Forecasting of weather began in the early 1860’s, and the world's first televised weather forecasts were broadcast by the British Broadcasting Corporation in November 1936. Since then, TV Weather people grace our favorite channels 365 days a year on all the networks. While we all like to have an indication of what’s the weather will be tomorrow, the accuracy of individual forecasts are not comprehensively measured, nor do professional weather people admit they simply got it wrong.
Indeed, weather and forecasting of it never stops. As failed predictions on the weather materialize, a new forecast quickly takes precedence. Does it matter? Unless your daughter’s outdoor wedding last weekend got rained out when a forecast by weather-guy ‘Steve’ said 24 hours earlier it would be perfectly clear, you probably don’t give it much thought. Unlike my job, and yours, performance measures are required, analyzed and a factor for pay increases and continued employment. Forecasting weather, on the other hand, has no accountability. TV personalities can be ‘wrong as wrain’, and it doesn’t matter. How about tomorrow?
Add to this is the corporate claim factor. Every local network’s weather team can’t be the best and most accurate; but they say that in one context or another, and no way to officially certify claims. The forecast now calls for an approaching cold front.
While there are a few organizations that quantify this challenging data and publish on the web (kudos to them), a new generation of analytics is coming that will track outcomes at a very data-centric, localized, and scientific level. Enter artificial intelligence or as commonly called, AI.
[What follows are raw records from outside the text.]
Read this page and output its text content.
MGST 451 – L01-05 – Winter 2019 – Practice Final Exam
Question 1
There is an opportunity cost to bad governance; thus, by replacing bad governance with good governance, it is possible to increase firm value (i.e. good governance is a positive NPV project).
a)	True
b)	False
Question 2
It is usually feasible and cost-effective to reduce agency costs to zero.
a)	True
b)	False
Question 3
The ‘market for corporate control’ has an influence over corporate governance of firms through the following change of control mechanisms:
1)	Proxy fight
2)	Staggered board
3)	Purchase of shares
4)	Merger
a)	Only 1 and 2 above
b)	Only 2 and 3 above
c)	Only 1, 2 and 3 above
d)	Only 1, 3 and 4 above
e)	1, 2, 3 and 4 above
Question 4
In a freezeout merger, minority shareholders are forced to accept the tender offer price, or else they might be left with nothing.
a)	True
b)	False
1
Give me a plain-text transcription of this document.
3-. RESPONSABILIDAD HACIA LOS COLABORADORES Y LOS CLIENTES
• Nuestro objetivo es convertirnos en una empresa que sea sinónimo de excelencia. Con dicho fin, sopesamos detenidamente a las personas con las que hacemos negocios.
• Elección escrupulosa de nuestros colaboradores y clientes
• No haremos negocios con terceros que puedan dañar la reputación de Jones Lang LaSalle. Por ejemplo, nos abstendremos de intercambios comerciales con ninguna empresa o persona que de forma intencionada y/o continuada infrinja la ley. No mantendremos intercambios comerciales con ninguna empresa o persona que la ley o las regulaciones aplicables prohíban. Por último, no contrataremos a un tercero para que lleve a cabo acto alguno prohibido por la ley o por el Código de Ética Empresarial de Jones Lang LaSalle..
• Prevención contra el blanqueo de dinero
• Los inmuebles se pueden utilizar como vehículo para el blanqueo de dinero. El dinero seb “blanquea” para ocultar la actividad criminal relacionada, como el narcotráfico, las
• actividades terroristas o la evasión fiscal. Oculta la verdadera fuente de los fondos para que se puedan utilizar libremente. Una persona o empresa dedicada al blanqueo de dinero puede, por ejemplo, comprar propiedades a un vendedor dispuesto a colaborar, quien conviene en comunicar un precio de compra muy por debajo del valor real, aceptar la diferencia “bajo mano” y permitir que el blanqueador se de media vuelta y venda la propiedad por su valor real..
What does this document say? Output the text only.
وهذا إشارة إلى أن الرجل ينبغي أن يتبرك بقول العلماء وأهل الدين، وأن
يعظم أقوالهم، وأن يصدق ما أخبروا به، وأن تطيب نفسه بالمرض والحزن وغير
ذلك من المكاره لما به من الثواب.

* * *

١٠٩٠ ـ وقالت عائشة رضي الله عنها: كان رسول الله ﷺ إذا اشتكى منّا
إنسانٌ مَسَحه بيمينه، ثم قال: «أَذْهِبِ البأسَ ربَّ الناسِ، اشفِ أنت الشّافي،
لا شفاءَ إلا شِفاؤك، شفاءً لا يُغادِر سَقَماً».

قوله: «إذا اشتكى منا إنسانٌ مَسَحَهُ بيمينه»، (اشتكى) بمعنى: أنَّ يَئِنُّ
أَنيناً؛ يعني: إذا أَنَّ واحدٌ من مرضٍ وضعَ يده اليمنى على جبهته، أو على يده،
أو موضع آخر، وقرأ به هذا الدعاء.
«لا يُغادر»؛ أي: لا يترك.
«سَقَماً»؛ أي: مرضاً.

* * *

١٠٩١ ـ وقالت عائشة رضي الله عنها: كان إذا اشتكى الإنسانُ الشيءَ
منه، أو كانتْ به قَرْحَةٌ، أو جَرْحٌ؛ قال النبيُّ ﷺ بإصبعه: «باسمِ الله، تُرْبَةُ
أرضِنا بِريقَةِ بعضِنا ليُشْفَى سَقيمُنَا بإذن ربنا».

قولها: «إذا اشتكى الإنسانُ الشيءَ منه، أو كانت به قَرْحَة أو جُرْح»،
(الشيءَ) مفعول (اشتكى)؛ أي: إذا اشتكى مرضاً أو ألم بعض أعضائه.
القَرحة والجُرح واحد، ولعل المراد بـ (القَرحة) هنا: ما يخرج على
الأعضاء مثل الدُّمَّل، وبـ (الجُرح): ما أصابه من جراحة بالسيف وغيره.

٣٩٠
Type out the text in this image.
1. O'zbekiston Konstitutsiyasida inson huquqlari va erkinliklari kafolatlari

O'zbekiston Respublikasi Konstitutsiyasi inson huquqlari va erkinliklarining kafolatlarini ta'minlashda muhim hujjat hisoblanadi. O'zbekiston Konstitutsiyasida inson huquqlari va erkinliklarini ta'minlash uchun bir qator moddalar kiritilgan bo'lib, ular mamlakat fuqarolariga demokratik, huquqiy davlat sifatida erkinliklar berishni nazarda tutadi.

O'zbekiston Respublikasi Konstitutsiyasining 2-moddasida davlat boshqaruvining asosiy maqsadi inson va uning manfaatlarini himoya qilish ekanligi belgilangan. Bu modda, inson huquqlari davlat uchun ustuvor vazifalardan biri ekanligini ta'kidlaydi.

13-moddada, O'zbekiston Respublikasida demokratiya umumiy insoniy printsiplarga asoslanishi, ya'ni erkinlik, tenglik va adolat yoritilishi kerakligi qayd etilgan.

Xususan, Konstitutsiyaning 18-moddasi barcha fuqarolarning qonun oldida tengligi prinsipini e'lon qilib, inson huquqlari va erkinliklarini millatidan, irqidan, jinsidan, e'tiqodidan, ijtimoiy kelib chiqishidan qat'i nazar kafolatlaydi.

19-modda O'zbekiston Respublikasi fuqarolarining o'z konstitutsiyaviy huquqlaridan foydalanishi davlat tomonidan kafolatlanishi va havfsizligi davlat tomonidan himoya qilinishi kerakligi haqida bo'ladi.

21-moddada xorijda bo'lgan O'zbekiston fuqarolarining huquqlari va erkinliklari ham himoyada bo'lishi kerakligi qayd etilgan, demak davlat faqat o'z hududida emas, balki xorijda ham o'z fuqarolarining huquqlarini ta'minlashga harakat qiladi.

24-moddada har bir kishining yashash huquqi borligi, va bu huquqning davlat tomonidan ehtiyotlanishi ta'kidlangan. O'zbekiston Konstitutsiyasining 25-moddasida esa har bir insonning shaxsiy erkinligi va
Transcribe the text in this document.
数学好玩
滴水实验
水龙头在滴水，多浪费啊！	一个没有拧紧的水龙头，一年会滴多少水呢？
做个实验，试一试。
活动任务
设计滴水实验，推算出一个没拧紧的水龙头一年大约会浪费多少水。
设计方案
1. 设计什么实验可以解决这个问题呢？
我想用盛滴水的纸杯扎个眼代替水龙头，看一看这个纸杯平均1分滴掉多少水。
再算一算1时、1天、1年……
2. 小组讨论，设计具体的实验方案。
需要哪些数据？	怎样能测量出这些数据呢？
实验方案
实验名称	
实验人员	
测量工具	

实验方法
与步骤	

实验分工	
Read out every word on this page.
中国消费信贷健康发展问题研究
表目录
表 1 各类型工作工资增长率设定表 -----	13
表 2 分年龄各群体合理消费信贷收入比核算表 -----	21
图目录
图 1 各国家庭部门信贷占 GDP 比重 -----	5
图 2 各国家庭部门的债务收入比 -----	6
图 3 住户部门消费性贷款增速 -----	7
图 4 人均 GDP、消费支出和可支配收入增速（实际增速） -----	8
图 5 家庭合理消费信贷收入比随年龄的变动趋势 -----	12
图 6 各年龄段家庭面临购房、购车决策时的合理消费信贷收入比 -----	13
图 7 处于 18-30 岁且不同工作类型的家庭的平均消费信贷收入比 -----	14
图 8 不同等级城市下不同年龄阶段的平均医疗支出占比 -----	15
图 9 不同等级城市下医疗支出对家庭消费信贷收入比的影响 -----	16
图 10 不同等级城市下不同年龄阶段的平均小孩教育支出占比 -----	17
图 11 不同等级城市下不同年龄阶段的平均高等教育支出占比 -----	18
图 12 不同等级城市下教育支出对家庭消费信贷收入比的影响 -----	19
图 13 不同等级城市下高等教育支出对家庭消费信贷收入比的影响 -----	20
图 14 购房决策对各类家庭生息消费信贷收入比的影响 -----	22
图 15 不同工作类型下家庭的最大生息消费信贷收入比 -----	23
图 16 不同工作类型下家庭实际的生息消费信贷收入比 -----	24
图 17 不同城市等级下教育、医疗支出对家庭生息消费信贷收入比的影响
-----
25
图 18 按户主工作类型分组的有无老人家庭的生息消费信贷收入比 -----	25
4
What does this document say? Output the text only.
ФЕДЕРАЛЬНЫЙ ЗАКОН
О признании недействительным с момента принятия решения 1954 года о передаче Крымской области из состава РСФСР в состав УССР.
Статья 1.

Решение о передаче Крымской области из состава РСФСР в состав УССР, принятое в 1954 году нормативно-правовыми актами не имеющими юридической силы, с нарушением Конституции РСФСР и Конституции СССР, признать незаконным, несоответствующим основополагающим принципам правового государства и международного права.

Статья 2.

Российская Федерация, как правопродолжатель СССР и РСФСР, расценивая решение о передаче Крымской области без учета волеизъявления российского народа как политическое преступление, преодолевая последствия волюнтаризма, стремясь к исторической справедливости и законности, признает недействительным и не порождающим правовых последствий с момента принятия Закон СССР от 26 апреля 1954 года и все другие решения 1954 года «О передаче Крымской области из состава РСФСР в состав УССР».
As computable weather objects (standardized metrics) are collected, characterized, classified, and aggregated, the algorithms will unambiguously report. One example of change in this domain is Google’s AI arm called DeepMind. This system called “Nowcasting” can predict the chance of rain within the next couple of hours with much higher precision than what we have now. It will be matter of time before the time horizon of DeepMind extends 24 hours or more. This will revolutionize not only forecast accuracy but also methods to identify weaknesses in local geographies.
TV weather people across the spectrum are in for a significant ‘whether event’ that will shine light on those who claim success, but the data will show whether a forecaster was right, wrong or somewhere in the middle. We do know this; the performance of Punxsutawney Phil is 39%.
Clearly, the television audience will continue to prefer a person talking about the weather versus a robot, but new metrics for accuracy will determine which weather forecasting team is in fact, the most accurate. You can hang your hat on that.